How to show the minimal value of $\frac{(a+b)^2}{\sqrt{a^2-1}+\sqrt{b^2-4}}$ is 6?

Question

I use mathematical analysis to show the minimal value of $\frac{\left(a + b\right)^{2}}{\,\sqrt{\, a^{2} - 1\,}\, + \,\sqrt{\, b^{2} - 4\,}\,}\left(a > 1\,,\ b >2\right)$ is $6$, but how to show this only by the math knowledge in high school ?

Answer 1

Consider $$f=\frac{(a+b)^2}{\sqrt{a^2-1}+\sqrt{b^2-4}}$$ compute the derivatives and simplify to get $$\frac{\partial f}{\partial a}=\frac{(a+b) \left(2 \sqrt{a^2-1} \sqrt{b^2-4}+a^2-a b-2\right)}{\sqrt{a^2-1} \left(\sqrt{a^2-1}+\sqrt{b^2-4}\right)^2}\tag 1$$ $$\frac{\partial f}{\partial b}=\frac{(a+b) \left(2 \sqrt{a^2-1} \sqrt{b^2-4}-a b+b^2-8\right)}{\sqrt{b^2-4} \left(\sqrt{a^2-1}+\sqrt{b^2-4}\right)^2}\tag 2$$ and set them equal to $0$. So, we are left with $$2 \sqrt{a^2-1} \sqrt{b^2-4}+a^2-a b-2=0 \tag 3$$ $$2 \sqrt{a^2-1} \sqrt{b^2-4}-a b+b^2-8=0\tag 4$$ Subtract $(4)$ from $(3)$ to get $$a^2-b^2+6=0 \implies b=\sqrt{a^2+6}\tag 5$$ Replace in $(3)$ to get $$a^2-\sqrt{a^2+6} a+2 \sqrt{a^2-1} \sqrt{a^2+2}-2=0 \tag 6$$ Now, tedious multiple squaring would lead to $a=\sqrt 2$ and to the result.

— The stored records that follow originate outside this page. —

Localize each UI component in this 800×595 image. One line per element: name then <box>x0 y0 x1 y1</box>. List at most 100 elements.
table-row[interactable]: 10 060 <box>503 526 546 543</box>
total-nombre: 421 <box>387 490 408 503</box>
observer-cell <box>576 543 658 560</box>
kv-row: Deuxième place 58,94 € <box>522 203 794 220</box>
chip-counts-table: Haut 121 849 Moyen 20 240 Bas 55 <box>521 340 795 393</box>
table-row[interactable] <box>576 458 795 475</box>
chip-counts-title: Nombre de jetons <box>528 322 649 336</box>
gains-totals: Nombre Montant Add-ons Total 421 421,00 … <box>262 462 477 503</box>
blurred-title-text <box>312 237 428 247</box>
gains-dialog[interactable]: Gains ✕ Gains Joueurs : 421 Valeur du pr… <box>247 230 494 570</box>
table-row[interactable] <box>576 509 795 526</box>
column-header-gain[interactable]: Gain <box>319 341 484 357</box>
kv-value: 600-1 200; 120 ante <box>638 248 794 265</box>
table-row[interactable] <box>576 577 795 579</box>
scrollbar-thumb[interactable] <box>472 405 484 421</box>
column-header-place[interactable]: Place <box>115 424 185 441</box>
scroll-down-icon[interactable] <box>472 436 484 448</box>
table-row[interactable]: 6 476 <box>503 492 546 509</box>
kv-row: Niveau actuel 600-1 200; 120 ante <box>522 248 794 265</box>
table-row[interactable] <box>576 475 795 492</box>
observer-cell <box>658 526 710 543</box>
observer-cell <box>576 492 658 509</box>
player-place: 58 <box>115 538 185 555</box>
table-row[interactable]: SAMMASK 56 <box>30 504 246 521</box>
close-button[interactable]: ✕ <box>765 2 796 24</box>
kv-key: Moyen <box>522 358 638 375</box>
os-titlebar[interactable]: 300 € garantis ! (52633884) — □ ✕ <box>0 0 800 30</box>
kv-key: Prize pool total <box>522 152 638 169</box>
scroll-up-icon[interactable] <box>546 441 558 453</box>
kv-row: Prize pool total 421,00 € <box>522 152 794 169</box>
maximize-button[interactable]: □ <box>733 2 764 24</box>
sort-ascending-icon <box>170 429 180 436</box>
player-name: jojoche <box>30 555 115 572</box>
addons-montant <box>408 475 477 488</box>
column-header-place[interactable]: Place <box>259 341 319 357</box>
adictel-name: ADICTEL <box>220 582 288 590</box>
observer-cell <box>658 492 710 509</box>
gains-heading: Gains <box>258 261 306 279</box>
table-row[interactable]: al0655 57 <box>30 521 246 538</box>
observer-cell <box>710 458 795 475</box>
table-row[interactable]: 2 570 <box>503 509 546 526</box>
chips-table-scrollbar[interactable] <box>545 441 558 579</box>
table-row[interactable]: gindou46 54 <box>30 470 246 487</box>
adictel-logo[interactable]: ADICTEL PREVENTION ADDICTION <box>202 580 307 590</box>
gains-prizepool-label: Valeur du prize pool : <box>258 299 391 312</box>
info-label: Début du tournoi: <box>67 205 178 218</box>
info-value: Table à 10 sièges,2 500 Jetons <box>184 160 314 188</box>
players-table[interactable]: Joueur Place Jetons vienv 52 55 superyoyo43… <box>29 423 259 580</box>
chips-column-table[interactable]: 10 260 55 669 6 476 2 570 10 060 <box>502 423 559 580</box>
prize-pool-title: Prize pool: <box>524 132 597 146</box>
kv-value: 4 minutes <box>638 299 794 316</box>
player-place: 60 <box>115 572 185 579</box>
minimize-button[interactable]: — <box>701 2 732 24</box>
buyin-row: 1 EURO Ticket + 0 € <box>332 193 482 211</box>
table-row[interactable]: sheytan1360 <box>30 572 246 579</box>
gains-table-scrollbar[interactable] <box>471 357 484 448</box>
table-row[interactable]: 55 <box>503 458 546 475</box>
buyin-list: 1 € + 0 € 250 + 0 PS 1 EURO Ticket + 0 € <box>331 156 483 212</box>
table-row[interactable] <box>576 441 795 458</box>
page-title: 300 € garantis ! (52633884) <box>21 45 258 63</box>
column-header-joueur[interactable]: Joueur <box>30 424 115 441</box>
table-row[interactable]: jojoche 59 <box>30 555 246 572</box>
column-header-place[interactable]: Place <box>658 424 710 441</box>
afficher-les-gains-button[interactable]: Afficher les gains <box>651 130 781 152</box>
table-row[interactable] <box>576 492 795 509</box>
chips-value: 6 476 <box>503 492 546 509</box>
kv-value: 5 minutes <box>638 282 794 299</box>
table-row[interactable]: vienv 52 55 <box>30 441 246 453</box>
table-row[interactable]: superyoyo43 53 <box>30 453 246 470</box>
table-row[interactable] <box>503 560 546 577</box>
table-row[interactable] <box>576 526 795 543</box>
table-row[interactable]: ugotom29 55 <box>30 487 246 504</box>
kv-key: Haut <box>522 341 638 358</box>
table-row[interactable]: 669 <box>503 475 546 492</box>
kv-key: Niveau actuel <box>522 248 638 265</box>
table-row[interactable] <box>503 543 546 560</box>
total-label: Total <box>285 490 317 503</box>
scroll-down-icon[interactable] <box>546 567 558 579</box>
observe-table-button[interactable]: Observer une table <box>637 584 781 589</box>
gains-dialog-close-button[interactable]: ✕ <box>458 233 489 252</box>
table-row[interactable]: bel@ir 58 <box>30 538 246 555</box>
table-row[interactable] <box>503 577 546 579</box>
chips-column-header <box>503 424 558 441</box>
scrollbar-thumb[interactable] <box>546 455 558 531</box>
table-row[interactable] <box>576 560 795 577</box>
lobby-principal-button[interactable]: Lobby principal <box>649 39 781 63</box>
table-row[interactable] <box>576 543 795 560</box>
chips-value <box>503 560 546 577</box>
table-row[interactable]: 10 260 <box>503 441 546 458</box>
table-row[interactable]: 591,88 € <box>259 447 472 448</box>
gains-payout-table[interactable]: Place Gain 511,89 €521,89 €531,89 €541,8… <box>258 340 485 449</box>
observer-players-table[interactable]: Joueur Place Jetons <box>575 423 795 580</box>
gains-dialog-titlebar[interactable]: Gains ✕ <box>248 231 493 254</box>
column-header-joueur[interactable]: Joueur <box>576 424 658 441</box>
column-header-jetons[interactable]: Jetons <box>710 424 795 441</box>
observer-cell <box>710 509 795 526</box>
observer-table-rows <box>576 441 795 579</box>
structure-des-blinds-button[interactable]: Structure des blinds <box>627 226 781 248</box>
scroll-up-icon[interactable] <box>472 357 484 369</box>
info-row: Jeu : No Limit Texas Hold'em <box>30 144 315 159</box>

I hope and wish that a simpler solution will appear.

Answer 2

Hint

By AM GM

$$\frac {(a+1)+(a-1)}{2}\gt \sqrt {a^2-1}\Rightarrow a\gt \sqrt {a^2-1}$$ And $$\frac {(b+2)+(b-2)}{2}\gt \sqrt {b^2-4}\Rightarrow b\gt \sqrt {b^2-4}$$

Note that there is no equality because the two terms used can never be equal to each other.